Baseball’s Revolution Draws Misguided Criticism

Though the postseason should be an opportunity for baseball to celebrate transcendent play on the field and attract new fans, the joys of October baseball in 2018 have been consistently marred by the grouchiness of old-school baseball fans.

In many ways, it is a tale as old as time; aging generations cannot help but bemoan changes to the things they once loved, be it baseball or otherwise. This “back in my day” attitude, however, will not help baseball reach younger audiences.

This pattern of frustration among announcers and older former players is troubling. Would a prospective baseball fan become more interested or less interested in the sport if he or she heard announcers constantly criticize the way the game is played today? To whom are these grumpy pundits pandering?

One frequent target for vilification is “the shift,” which adjusts the traditional setup of the infield depending on the tendency of a given batter to pull groundballs. When players hit into the shift, old-school pundits complain that players should be able to adjust. When players beat the shift, these same individuals immediately jump on the opportunity to entirely dismiss the strategy behind the defensive alignment. Pleasing the complainers proves impossible.

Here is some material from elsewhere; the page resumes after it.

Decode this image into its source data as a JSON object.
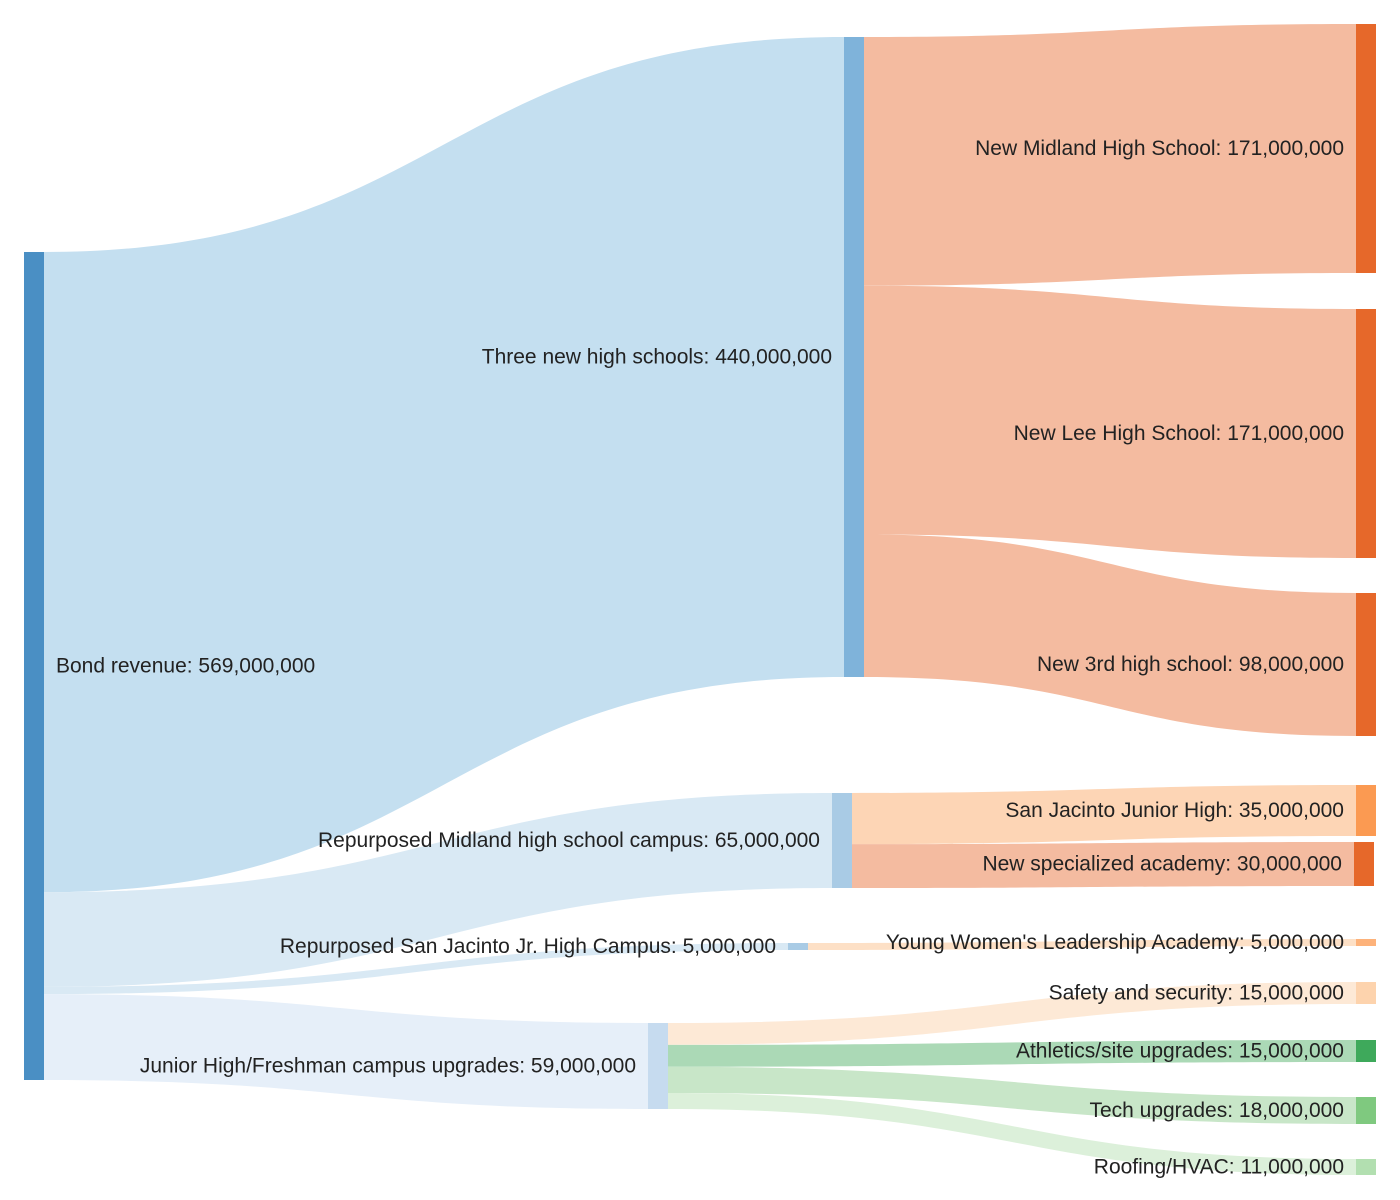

In reality, the shift should be seen as a triumph of the advancement of the game. Baseball, historically one of the slowest sports to accept change, embraced statistical analysis and concluded that putting fielders where the ball gets hit would be a good way to get outs: straightforward enough, right? Somehow, though, even logical changes like these infuriate groups of traditionalists who would die defending their conception of the “right way” to play.

The uptick in home runs and strikeouts also draw the ire of those who seemingly look only for opportunities to criticize baseball. It is statistically accurate that there are fewer balls in play per game than there were during other eras, but it seems possible that fans would trade watching routine grounders for home runs 10 times out of 10. 

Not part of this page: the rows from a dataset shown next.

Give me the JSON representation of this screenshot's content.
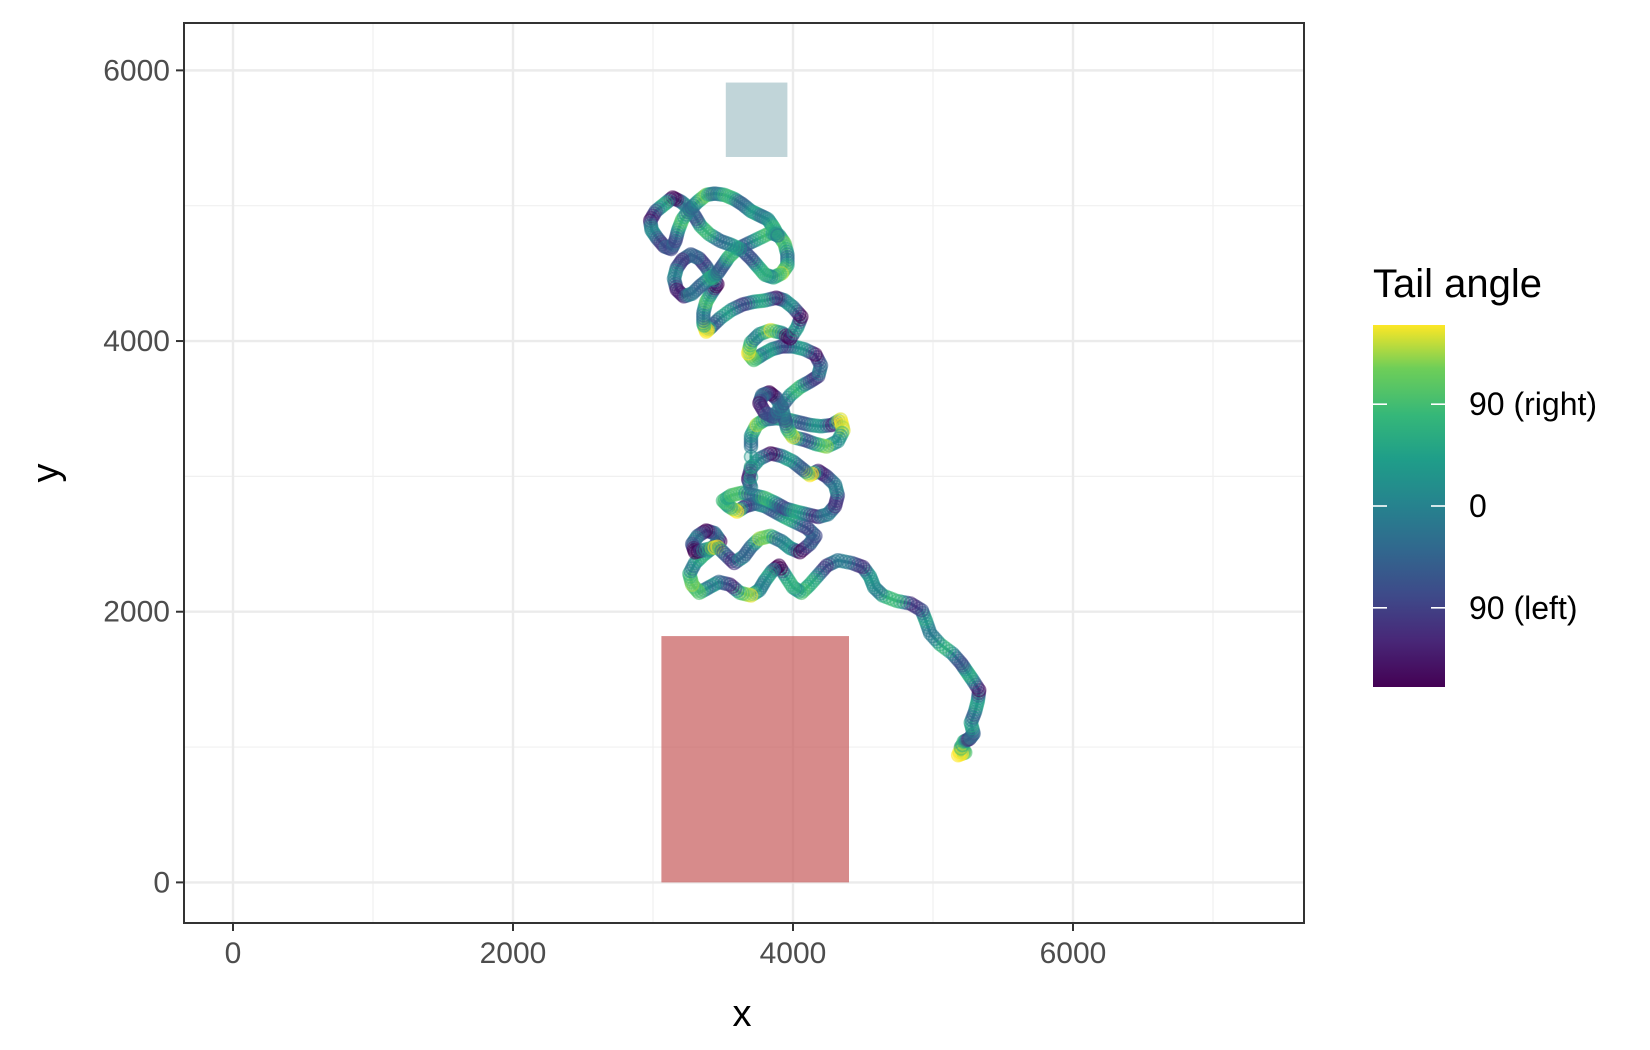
{
  "chart_data": {
    "type": "scatter",
    "title": "",
    "xlabel": "x",
    "ylabel": "y",
    "xlim": [
      -350,
      7650
    ],
    "ylim": [
      -300,
      6350
    ],
    "x_ticks": [
      0,
      2000,
      4000,
      6000
    ],
    "x_tick_labels": [
      "0",
      "2000",
      "4000",
      "6000"
    ],
    "y_ticks": [
      0,
      2000,
      4000,
      6000
    ],
    "y_tick_labels": [
      "0",
      "2000",
      "4000",
      "6000"
    ],
    "grid": true,
    "legend": {
      "title": "Tail angle",
      "placement": "right",
      "type": "colorbar",
      "palette": "viridis",
      "range": [
        -160,
        160
      ],
      "breaks": [
        -90,
        0,
        90
      ],
      "break_labels": [
        "90 (left)",
        "0",
        "90 (right)"
      ]
    },
    "zones": [
      {
        "name": "target-zone",
        "x": [
          3520,
          3960
        ],
        "y": [
          5360,
          5910
        ],
        "color": "#a6c3c9"
      },
      {
        "name": "start-zone",
        "x": [
          3060,
          4400
        ],
        "y": [
          0,
          1820
        ],
        "color": "#c65a5a"
      }
    ],
    "track_points": [
      [
        5200,
        1000
      ],
      [
        5230,
        960
      ],
      [
        5180,
        940
      ],
      [
        5220,
        1040
      ],
      [
        5260,
        1060
      ],
      [
        5290,
        1100
      ],
      [
        5270,
        1180
      ],
      [
        5300,
        1260
      ],
      [
        5320,
        1340
      ],
      [
        5330,
        1420
      ],
      [
        5280,
        1500
      ],
      [
        5240,
        1560
      ],
      [
        5200,
        1620
      ],
      [
        5140,
        1690
      ],
      [
        5050,
        1760
      ],
      [
        4980,
        1840
      ],
      [
        4950,
        1930
      ],
      [
        4920,
        2010
      ],
      [
        4840,
        2060
      ],
      [
        4740,
        2080
      ],
      [
        4640,
        2120
      ],
      [
        4580,
        2180
      ],
      [
        4550,
        2260
      ],
      [
        4500,
        2330
      ],
      [
        4420,
        2360
      ],
      [
        4320,
        2380
      ],
      [
        4240,
        2340
      ],
      [
        4180,
        2270
      ],
      [
        4120,
        2200
      ],
      [
        4060,
        2140
      ],
      [
        4000,
        2180
      ],
      [
        3950,
        2260
      ],
      [
        3900,
        2340
      ],
      [
        3850,
        2300
      ],
      [
        3800,
        2230
      ],
      [
        3760,
        2160
      ],
      [
        3700,
        2120
      ],
      [
        3620,
        2140
      ],
      [
        3550,
        2200
      ],
      [
        3470,
        2220
      ],
      [
        3400,
        2180
      ],
      [
        3330,
        2140
      ],
      [
        3280,
        2200
      ],
      [
        3260,
        2280
      ],
      [
        3300,
        2360
      ],
      [
        3360,
        2420
      ],
      [
        3420,
        2470
      ],
      [
        3480,
        2520
      ],
      [
        3440,
        2580
      ],
      [
        3380,
        2600
      ],
      [
        3320,
        2560
      ],
      [
        3280,
        2500
      ],
      [
        3300,
        2440
      ],
      [
        3380,
        2460
      ],
      [
        3460,
        2480
      ],
      [
        3520,
        2420
      ],
      [
        3580,
        2360
      ],
      [
        3650,
        2410
      ],
      [
        3700,
        2480
      ],
      [
        3760,
        2540
      ],
      [
        3840,
        2560
      ],
      [
        3920,
        2520
      ],
      [
        3980,
        2470
      ],
      [
        4050,
        2440
      ],
      [
        4120,
        2500
      ],
      [
        4160,
        2560
      ],
      [
        4100,
        2620
      ],
      [
        4020,
        2660
      ],
      [
        3940,
        2700
      ],
      [
        3870,
        2740
      ],
      [
        3800,
        2780
      ],
      [
        3730,
        2800
      ],
      [
        3660,
        2780
      ],
      [
        3600,
        2740
      ],
      [
        3540,
        2780
      ],
      [
        3500,
        2820
      ],
      [
        3560,
        2860
      ],
      [
        3640,
        2880
      ],
      [
        3720,
        2860
      ],
      [
        3800,
        2840
      ],
      [
        3880,
        2800
      ],
      [
        3950,
        2760
      ],
      [
        4020,
        2740
      ],
      [
        4100,
        2720
      ],
      [
        4180,
        2700
      ],
      [
        4250,
        2720
      ],
      [
        4300,
        2780
      ],
      [
        4320,
        2860
      ],
      [
        4300,
        2940
      ],
      [
        4240,
        3000
      ],
      [
        4180,
        3040
      ],
      [
        4120,
        3010
      ],
      [
        4060,
        3060
      ],
      [
        4000,
        3110
      ],
      [
        3920,
        3150
      ],
      [
        3840,
        3170
      ],
      [
        3760,
        3130
      ],
      [
        3700,
        3060
      ],
      [
        3680,
        2980
      ],
      [
        3700,
        2920
      ],
      [
        3700,
        3220
      ],
      [
        3700,
        3300
      ],
      [
        3740,
        3380
      ],
      [
        3800,
        3420
      ],
      [
        3880,
        3430
      ],
      [
        3960,
        3420
      ],
      [
        4040,
        3400
      ],
      [
        4120,
        3380
      ],
      [
        4200,
        3370
      ],
      [
        4280,
        3380
      ],
      [
        4340,
        3420
      ],
      [
        4360,
        3340
      ],
      [
        4320,
        3260
      ],
      [
        4240,
        3220
      ],
      [
        4160,
        3240
      ],
      [
        4080,
        3270
      ],
      [
        4000,
        3290
      ],
      [
        3960,
        3350
      ],
      [
        3940,
        3430
      ],
      [
        3920,
        3510
      ],
      [
        3880,
        3580
      ],
      [
        3830,
        3620
      ],
      [
        3780,
        3600
      ],
      [
        3760,
        3540
      ],
      [
        3800,
        3470
      ],
      [
        3860,
        3440
      ],
      [
        3920,
        3520
      ],
      [
        3980,
        3600
      ],
      [
        4050,
        3660
      ],
      [
        4120,
        3700
      ],
      [
        4180,
        3740
      ],
      [
        4200,
        3820
      ],
      [
        4160,
        3900
      ],
      [
        4080,
        3940
      ],
      [
        4000,
        3960
      ],
      [
        3920,
        3960
      ],
      [
        3850,
        3940
      ],
      [
        3780,
        3900
      ],
      [
        3720,
        3860
      ],
      [
        3680,
        3910
      ],
      [
        3700,
        3990
      ],
      [
        3760,
        4050
      ],
      [
        3840,
        4080
      ],
      [
        3920,
        4060
      ],
      [
        3980,
        4020
      ],
      [
        4030,
        4100
      ],
      [
        4060,
        4180
      ],
      [
        4000,
        4250
      ],
      [
        3940,
        4300
      ],
      [
        3880,
        4320
      ],
      [
        3800,
        4300
      ],
      [
        3720,
        4290
      ],
      [
        3640,
        4270
      ],
      [
        3560,
        4230
      ],
      [
        3480,
        4170
      ],
      [
        3420,
        4110
      ],
      [
        3380,
        4070
      ],
      [
        3360,
        4130
      ],
      [
        3360,
        4210
      ],
      [
        3380,
        4290
      ],
      [
        3420,
        4360
      ],
      [
        3460,
        4420
      ],
      [
        3420,
        4480
      ],
      [
        3380,
        4550
      ],
      [
        3330,
        4610
      ],
      [
        3270,
        4640
      ],
      [
        3210,
        4600
      ],
      [
        3170,
        4540
      ],
      [
        3150,
        4460
      ],
      [
        3170,
        4380
      ],
      [
        3220,
        4330
      ],
      [
        3280,
        4350
      ],
      [
        3340,
        4410
      ],
      [
        3400,
        4460
      ],
      [
        3460,
        4500
      ],
      [
        3500,
        4560
      ],
      [
        3540,
        4620
      ],
      [
        3600,
        4680
      ],
      [
        3680,
        4720
      ],
      [
        3760,
        4760
      ],
      [
        3840,
        4800
      ],
      [
        3900,
        4780
      ],
      [
        3940,
        4720
      ],
      [
        3960,
        4640
      ],
      [
        3960,
        4560
      ],
      [
        3920,
        4500
      ],
      [
        3860,
        4470
      ],
      [
        3800,
        4490
      ],
      [
        3750,
        4550
      ],
      [
        3700,
        4610
      ],
      [
        3640,
        4670
      ],
      [
        3560,
        4710
      ],
      [
        3480,
        4740
      ],
      [
        3400,
        4790
      ],
      [
        3340,
        4850
      ],
      [
        3300,
        4920
      ],
      [
        3260,
        4980
      ],
      [
        3200,
        5030
      ],
      [
        3140,
        5060
      ],
      [
        3080,
        5010
      ],
      [
        3020,
        4960
      ],
      [
        2980,
        4890
      ],
      [
        2990,
        4820
      ],
      [
        3030,
        4760
      ],
      [
        3080,
        4700
      ],
      [
        3130,
        4680
      ],
      [
        3160,
        4740
      ],
      [
        3180,
        4820
      ],
      [
        3210,
        4900
      ],
      [
        3260,
        4970
      ],
      [
        3320,
        5030
      ],
      [
        3380,
        5080
      ],
      [
        3440,
        5090
      ],
      [
        3510,
        5080
      ],
      [
        3580,
        5050
      ],
      [
        3640,
        5010
      ],
      [
        3700,
        4960
      ],
      [
        3760,
        4930
      ],
      [
        3820,
        4900
      ],
      [
        3860,
        4840
      ],
      [
        3890,
        4780
      ]
    ]
  }
}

Sacrifice bunts and slap hitters are not the backbone of what makes baseball special. If MLB wants to encourage a younger generation to embrace the game, emphasizing the players who hit 450-foot home and throw 100-mph fastballs seems like a smart route. In a sports landscape dominated by the fast-paced, high-action play in the NBA and NFL, displays of elite athleticism like the home run and the strikeout are what will excite new fans, not pitchouts and groundball pitchers.

While there is a time and place for these somewhat unexciting plays, they are not the moments that make highlight reels or etch a place into sports history.

With change comes a nostalgia for the “good old days,” and some complaints held by traditionalists are valid. The decline of the stolen base, for example, does not help the game, but on the whole, baseball has morphed into a game that reflects the all-or-nothing mood of a generation.

If these trends go too far, baseball will self-correct, or rule changes could eventually resolve issues, but for now, baseball has become something slightly different, and in some ways, it’s better.